The No Excuses University School program is administered by Turn Around Schools, based in San Diego. Dan Lopez, president of Turn Around Schools and co-founder with his brother, Damen, said there are 96 certified schools in 15 states in the network. Kyrene de los Ninos in Tempe is the only already certified No Excuses University School in the Valley. Three Tucson schools have also adopted the program.
The idea is catching on. More than 500 educators are signed up for the next training in California, he said.
“The message is finally starting to get out there and we’re starting to make some great strides in meeting the needs of kids across the country,” Dan Lopez said.
Though the founding ideas started with meeting the needs of schools with high at-risk populations, schools adopting the program are “across the board,” he said.
“The work we are doing in schools on changing the culture is universal,” he said. “People are flocking to it. When we originally started, the bulk of our work was with elementary schools. Middle schools are coming in droves now, wanting to be a part of this network.”
Thew students are picking up the ideas quickly. In Marilyn Klassy’s third-grade class, they’ve researched majors needed to achieve career goals.
Pictures of the University of Oregon campus decorate the walls. Students received yellow Oregon T-shirts before the college students visited them earlier this month. They smiled for pictures with Puddles the Duck, Oregon’s mascot.
High above students’ desks hangs a poster that reads, “After high school comes college.”
Many students in Klassy’s class would be the first in their families to attend college, including Evangelic Rosales, 9, and Cyprian Martinez, 9.
Evangelic wants to be a painter and plans to study fine arts at the University of Oregon.
“It’s a good place and I want to see what’s there besides Arizona,” she said. “My brother asks me to draw for him.”
Cyprian has his sights set on a school in California to study marine biology.
“I like to see sharks and stuff and study animals and take pictures of them and hang them up in my room when I’m older,” he said.
Going to college means you have to “study hard, get good grades, don’t get into trouble,” he said.
Evangelic says, “You’ve got to learn new things. You have to read fiction books and nonfiction books. You have to get good information to get into the school,” she said.

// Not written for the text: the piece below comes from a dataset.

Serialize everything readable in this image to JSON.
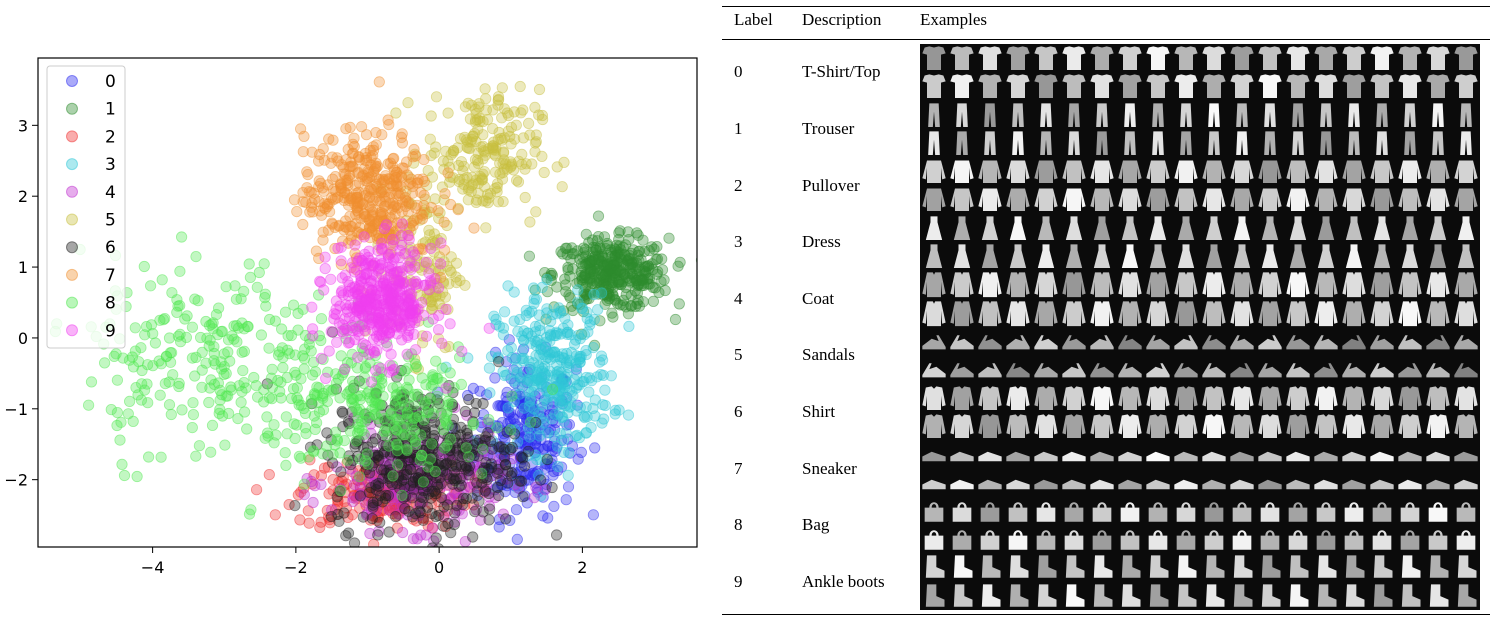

When Klassy started talking to her students about college, some said, “I can’t go to college. I’m not smart enough, “ or “I don’t have the money.”
“We talked about this,” she said, telling her students they are “definitely smart enough and definitely if they work hard enough” they can get into college.
By starting college-preparation early, students have a step up, with knowledge that they need to explore financial aid options and guidelines to receive scholarships.
“That’s what it’s about,” she said. “Preparing them to look for ways to make it possible.”
The teachers attended a conference about No Excuses University Schools before they decided to go forward with the plan, said Schroeder, Thew’s principal.
“It’s really about meeting the needs of every single child to make sure that they can attend college if they choose to attend,” she said.